JVL reflects on the unpredictable nature of protest movements, citing the recent Capitol riot as an example where violent protests failed to achieve meaningful support, ultimately harming their cause.
Challenges in Mobilizing Mass Protests Against Trump
Sarah raises concerns about whether the current situation in Los Angeles can serve as a catalyst for a broader national mobilization against Trump. She fears that Trump may exploit any ensuing chaos to strengthen his position, especially if violent incidents become prominent in media portrayals of protests.
JVL counters by questioning the consistency of the impacts of protest movements, noting that some have succeeded despite apparent setbacks.
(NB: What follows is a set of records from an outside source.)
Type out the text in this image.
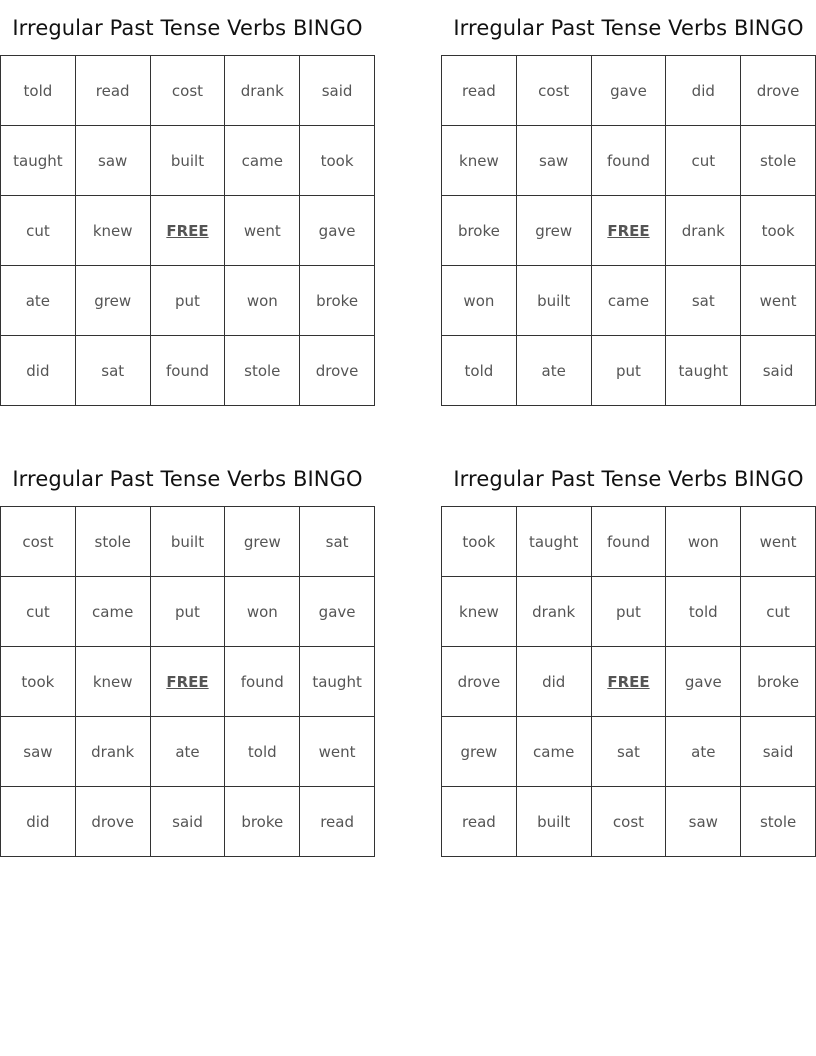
Irregular Past Tense Verbs BINGO
told	read	cost	drank	said
taught	saw	built	came	took
cut	knew	FREE	went	gave
ate	grew	put	won	broke
did	sat	found	stole	drove
Irregular Past Tense Verbs BINGO
read	cost	gave	did	drove
knew	saw	found	cut	stole
broke	grew	FREE	drank	took
won	built	came	sat	went
told	ate	put	taught	said
Irregular Past Tense Verbs BINGO
cost	stole	built	grew	sat
cut	came	put	won	gave
took	knew	FREE	found	taught
saw	drank	ate	told	went
did	drove	said	broke	read
Irregular Past Tense Verbs BINGO
took	taught	found	won	went
knew	drank	put	told	cut
drove	did	FREE	gave	broke
grew	came	sat	ate	said
read	built	cost	saw	stole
Potential Outcomes and Future Directions
The hosts ponder whether the current rage and protest movements will culminate in a significant shift against Trump or simply fragment into smaller, less impactful actions. They discuss the importance of a clear end goal and the necessity for large-scale, sustained efforts to outbalance any negative perceptions caused by isolated violent incidents.
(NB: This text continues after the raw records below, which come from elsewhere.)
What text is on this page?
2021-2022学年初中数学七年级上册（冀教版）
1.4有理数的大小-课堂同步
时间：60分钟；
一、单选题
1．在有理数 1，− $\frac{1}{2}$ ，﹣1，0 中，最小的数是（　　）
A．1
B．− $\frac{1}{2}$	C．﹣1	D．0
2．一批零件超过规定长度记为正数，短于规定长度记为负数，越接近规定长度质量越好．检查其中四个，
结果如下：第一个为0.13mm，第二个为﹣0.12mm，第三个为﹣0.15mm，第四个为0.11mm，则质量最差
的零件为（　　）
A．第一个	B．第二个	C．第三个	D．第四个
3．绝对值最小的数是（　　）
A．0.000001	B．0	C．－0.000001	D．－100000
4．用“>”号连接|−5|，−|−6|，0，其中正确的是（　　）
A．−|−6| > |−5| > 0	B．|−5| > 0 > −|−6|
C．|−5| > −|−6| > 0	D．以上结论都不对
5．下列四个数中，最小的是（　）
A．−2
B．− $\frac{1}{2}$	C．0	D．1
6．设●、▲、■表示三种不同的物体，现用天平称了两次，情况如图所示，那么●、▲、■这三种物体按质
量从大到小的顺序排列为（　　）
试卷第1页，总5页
JVL concludes by emphasizing the unpredictable nature of protest movements and the challenges in steering them towards desired outcomes without clear leadership.
Conclusion
The episode of Bulwark Takes presents a nuanced exploration of the current protest landscape in the United States, particularly in response to the Trump administration's immigration policies. While acknowledging the historical power of protests in driving societal change, both JVL and Sarah Longwell express concerns about the effectiveness and strategic direction of contemporary movements. They highlight the complexities introduced by aggressive political tactics and the absence of unified leadership, questioning whether the current wave of dissent can either defeat Trump or inadvertently strengthen his political footing.
Notable Quotes
Key Takeaways
This engaging and comprehensive discussion provides listeners with a deep understanding of the complexities surrounding modern protest movements and their potential ramifications on the political scene, especially in the context of President Trump's policies and actions.